Edited September 18, 2015 by mikegarrison

[Norcalplanner]

Found another video with just the paths taken by the Hermes. This is the distilled essence of the earlier video:

http://www.galactanet.com/martian/hermes.mp4

Edited September 18, 2015 by Norcalplanner

[Streetwind]

Okay so there is no way to imitate "Mars in 39 days" in KSP with ion thrusters or VASMIR?

You can do it in KSP just fine, thanks to the absurdly overpowered ion drives and tiny solar system with tiny dV costs. Flying from low Kerbin orbit to Duna in 39 Earth days (156 Kerbin days) requires only ~1130 m/s (about 50 more than a Hohmann transfer). Doing it in 39 Kerbin days requires 5,150 m/s, assuming you aerobrake, and that's possible (if inefficient) even with a single-stage chemical rocket.

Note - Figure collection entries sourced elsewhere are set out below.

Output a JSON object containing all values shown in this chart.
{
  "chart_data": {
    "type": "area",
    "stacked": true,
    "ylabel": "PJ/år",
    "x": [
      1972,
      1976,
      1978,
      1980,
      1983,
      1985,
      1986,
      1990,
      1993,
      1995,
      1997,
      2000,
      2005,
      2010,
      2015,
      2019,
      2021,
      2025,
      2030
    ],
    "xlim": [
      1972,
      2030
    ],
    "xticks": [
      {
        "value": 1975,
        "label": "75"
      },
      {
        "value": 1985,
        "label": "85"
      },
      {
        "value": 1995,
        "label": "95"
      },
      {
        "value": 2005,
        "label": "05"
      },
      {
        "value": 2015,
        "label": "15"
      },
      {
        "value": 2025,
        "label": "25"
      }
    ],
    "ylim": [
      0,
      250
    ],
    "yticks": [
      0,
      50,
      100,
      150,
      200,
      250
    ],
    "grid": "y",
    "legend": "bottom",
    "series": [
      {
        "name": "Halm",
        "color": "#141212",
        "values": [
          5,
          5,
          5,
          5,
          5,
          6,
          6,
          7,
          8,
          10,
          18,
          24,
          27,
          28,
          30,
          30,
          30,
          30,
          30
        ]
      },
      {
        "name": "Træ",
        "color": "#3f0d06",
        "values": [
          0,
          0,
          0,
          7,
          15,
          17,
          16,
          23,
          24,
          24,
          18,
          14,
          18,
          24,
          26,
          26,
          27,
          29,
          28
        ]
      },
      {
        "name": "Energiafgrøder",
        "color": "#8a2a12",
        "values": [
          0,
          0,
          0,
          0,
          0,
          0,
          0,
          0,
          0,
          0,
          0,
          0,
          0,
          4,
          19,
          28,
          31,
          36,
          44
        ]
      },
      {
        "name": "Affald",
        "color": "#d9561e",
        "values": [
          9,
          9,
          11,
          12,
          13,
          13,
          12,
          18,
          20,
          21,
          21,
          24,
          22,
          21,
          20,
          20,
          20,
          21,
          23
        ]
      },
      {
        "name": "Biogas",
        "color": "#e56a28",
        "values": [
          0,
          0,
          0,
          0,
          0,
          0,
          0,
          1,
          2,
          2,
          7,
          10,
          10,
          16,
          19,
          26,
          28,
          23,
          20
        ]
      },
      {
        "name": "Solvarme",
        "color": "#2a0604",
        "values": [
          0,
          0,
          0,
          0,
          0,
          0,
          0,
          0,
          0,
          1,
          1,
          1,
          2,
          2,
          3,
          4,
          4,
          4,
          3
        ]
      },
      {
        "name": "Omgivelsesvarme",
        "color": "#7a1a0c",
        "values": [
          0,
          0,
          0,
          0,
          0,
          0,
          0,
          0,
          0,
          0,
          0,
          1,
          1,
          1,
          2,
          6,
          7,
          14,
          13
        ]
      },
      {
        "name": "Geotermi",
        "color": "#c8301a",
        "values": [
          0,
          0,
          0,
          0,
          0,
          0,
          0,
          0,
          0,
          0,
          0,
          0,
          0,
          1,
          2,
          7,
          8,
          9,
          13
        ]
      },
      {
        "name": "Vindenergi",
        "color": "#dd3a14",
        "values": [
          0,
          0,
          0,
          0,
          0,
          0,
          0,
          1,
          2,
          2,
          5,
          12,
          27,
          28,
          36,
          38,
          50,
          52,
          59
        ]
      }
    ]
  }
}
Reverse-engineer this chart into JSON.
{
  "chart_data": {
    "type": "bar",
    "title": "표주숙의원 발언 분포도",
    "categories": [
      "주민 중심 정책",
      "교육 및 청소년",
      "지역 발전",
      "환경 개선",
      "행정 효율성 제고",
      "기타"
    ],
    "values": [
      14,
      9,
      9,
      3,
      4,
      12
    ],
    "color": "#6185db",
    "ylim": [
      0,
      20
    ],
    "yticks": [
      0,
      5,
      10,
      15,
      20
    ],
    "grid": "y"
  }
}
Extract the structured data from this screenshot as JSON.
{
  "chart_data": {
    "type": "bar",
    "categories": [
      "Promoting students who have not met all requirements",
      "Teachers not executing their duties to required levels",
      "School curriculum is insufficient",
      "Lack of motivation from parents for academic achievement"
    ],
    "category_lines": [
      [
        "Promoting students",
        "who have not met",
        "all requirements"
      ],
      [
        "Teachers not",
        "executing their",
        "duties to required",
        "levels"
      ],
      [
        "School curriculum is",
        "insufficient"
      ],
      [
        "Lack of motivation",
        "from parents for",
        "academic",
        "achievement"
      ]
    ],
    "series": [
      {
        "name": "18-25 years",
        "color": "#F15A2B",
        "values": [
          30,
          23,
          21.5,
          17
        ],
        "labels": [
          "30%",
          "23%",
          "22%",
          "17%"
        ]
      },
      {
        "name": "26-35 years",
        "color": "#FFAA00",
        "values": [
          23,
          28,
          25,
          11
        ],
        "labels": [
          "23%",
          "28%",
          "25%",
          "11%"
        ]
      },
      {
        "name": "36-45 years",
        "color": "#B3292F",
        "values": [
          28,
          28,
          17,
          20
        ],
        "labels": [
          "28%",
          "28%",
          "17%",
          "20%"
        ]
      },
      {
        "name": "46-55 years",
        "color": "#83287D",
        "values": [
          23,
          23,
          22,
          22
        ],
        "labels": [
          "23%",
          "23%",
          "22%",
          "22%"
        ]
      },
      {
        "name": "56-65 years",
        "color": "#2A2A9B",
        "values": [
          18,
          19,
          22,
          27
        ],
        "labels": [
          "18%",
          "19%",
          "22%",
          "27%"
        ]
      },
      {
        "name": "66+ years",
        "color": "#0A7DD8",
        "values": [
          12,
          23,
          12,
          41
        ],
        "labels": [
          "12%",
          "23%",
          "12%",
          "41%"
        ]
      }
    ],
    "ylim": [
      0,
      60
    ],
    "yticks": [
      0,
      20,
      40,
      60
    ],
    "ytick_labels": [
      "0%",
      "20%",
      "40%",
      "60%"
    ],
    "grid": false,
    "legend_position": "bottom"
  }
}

With nukes or ion drives, it's effortless. Of course, that kind of aerocapture will probably incinerate your craft, so let's do it without: 11,900 m/s. That barely still works with nukes, and would be quite comfortable with a two-stage rocket (one chemical, one nuclear). Ion drives could still do it effortlessly though. Add in mods like Near Future, offering advanced electric drives and power sources to go with them, and that kind of dV would be considered "low-ish"

It's IRL that it's completely impossible, VASIMR yes or no. There is no power source existing today that's even within an order of magnitude of the power/weight ratio required to pull off such a feat - and nothing in that direction is being actively developed either.